Essay | We Had Courts

It's hard to tell now, but basketball used to be a defining part of my life. When I was a child, it was more than just a hobby and sport of choice, but my goal in life. Back when Michael Jordan and the Chicago Bulls defined the league, when Dennis Rodman was more than just obscure pop culture trivia, when Nick Van Exel was the coolest guy on the Lakers. Today, it's a faint lingering taste. It's a source of brief nostalgia.

Charles Barkley, Dennis Scott, Shawn Kemp, Grant Hill, Tony Kukoc, David Robinson: these guys were my NBA. They was my cast of characters that I had grown to know from stats on the back of Upper Deck trading cards and blurbs in SLAM magazine. Now, these guys are either all retired as color commentators or analysts. A few are still playing, but as backups to backups, veterans with limited minutes in free agent limbo whose sole purpose is provide mentorship or act as maturing influences on the locker room.

The prime example of this fall was Penny Hardaway, who could be described as my basketball idol. I had the shoes, jersey, even sent him a letter (all I got back was an application for his fan club.) It's not uncommon: Penny Hardaway's work with Nike & Chris Rock on the Li'l Penny shoe commercials made him a household name and a piece of 90's pop culture. It endeared him as the cool new star that young kids could latch onto, many of which still latch onto today. It's a rare quality for sports stars: not just a following, but a cult following.

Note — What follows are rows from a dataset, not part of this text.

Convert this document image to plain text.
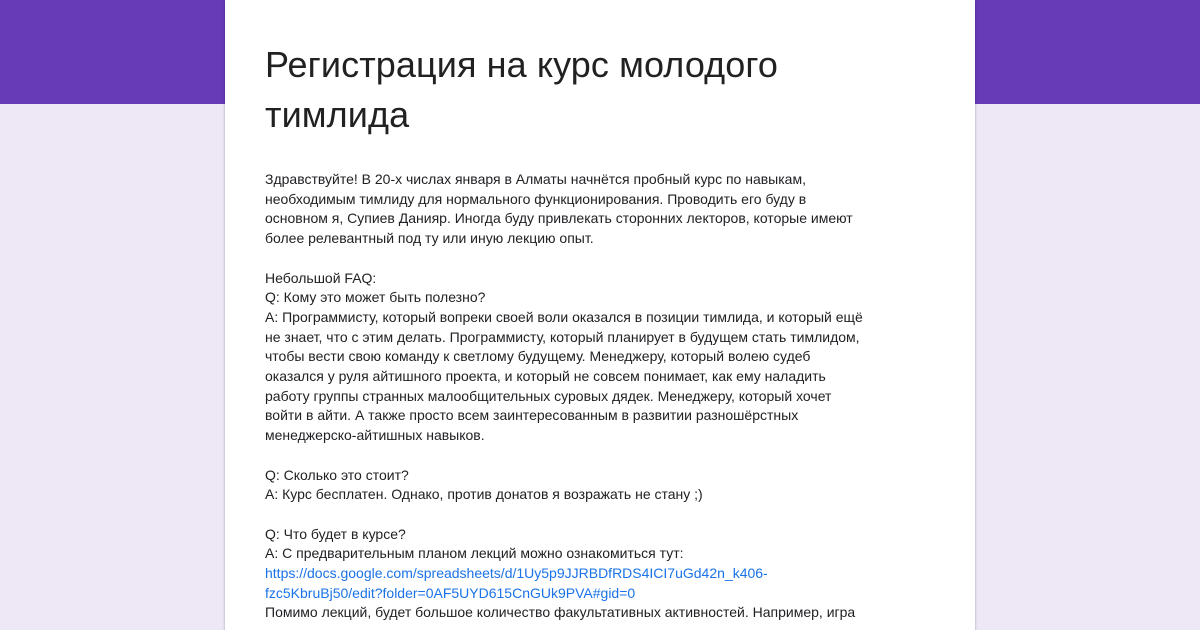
Регистрация на курс молодого
тимлида
Здравствуйте! В 20-х числах января в Алматы начнётся пробный курс по навыкам,
необходимым тимлиду для нормального функционирования. Проводить его буду в
основном я, Супиев Данияр. Иногда буду привлекать сторонних лекторов, которые имеют
более релевантный под ту или иную лекцию опыт.
Небольшой FAQ:
Q: Кому это может быть полезно?
A: Программисту, который вопреки своей воли оказался в позиции тимлида, и который ещё
не знает, что с этим делать. Программисту, который планирует в будущем стать тимлидом,
чтобы вести свою команду к светлому будущему. Менеджеру, который волею судеб
оказался у руля айтишного проекта, и который не совсем понимает, как ему наладить
работу группы странных малообщительных суровых дядек. Менеджеру, который хочет
войти в айти. А также просто всем заинтересованным в развитии разношёрстных
менеджерско-айтишных навыков.
Q: Сколько это стоит?
A: Курс бесплатен. Однако, против донатов я возражать не стану ;)
Q: Что будет в курсе?
A: С предварительным планом лекций можно ознакомиться тут:
https://docs.google.com/spreadsheets/d/1Uy5p9JJRBDfRDS4ICI7uGd42n_k406-
fzc5KbruBj50/edit?folder=0AF5UYD615CnGUk9PVA#gid=0
Помимо лекций, будет большое количество факультативных активностей. Например, игра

Today, I don't even know where he is. He never filled out the Michael Jordan role that everyone projected for him. He never fulfilled his potential; After Phoenix, he meandered a bit to different teams, often getting injured, scoring only handfuls of points. But Li'l Penny nostalgia stuck to him. He even made the NBA All-Star team mid-injury, to the surprise and anger of some. The point is, here was this shining star of the game, the future embodied in good marketing and good talent, now all but faded and forgotten. Jordan himself said on TV he would pass the torch onto him. I wonder what he thinks now.

But even Jordan himself is eclipsed in today's NBA. He's a legend, yes, but with that status comes being a relic of the past. Coming back to play in the modern NBA as a Wizard watered down his legacy. It's hard to look at the possible greatest of all time and not look at those two odd seasons he played as an old man and couldn't hang on the court. Today, Kobe Bryant is the ideal when fans want to talk about the pinnacle of the sport and although his myth is still building, it's hard to reach the miracles and stories that Jordan's career sowed.

Basketball used to be my sport. But like a friend overseas, the absence leads to a wider personal gap, and soon your caring dries up. I turn on the TV now and I don't know any of these guys. These aren't my characters. These are replacements, like Power Rangers or Megazords that aren't even Dinosaur-based.

I used to play, too. Sometimes I wonder if I was as good as I remember being -- because I remember being really good. I hit three pointers before anyone else I knew. I had an outside jump shot on the small mini-courts in elementary school. I couldn't handle the ball, okay, sure. But on that 5th grade playground I was otherwise one of the best. In my head, anyway.

Sometime in elementary school, we had an assignment to draw what we wanted to be when we grow up, accompanied by a few sentences explaining the picture. I knew what I was going to be. It was easy. I drew a picture of myself landing this totally sweet skyhook over some unsuspecting opponent. I drewa smile on my face and a swish in the net. That was all I wanted.

Then I submitted it to my teacher who broke out into a near tear-jerking laughter. Confused and silenced, I waited for her to calm down. "You're not going to be a basketball player!" she said. "You're smarter than that, no, no, you're going to be a scientist or something." She laughed to herself a few more times, scoffing off my dreams, leaving them in tiny fragments at her feet.

I'm pretty sure I cried that night.

That was the night the dream died and I started to focus on the other things I was good at, like math and drawing and reading. Eventually they took over basketball. I stopped going down to the park to pretend I was playing with an invisible Scottie Pippen. I stopped shooting the ball in the backyard. I stopped caring about the game. I spent more time on the internet while my neighbors went to play at the park.

By the end of Middle School I had stopped identifying as a basketball fan. It's just a distant artifact, now. This weird, faded scar. A mark on my body that, sometimes, I forget why it's there.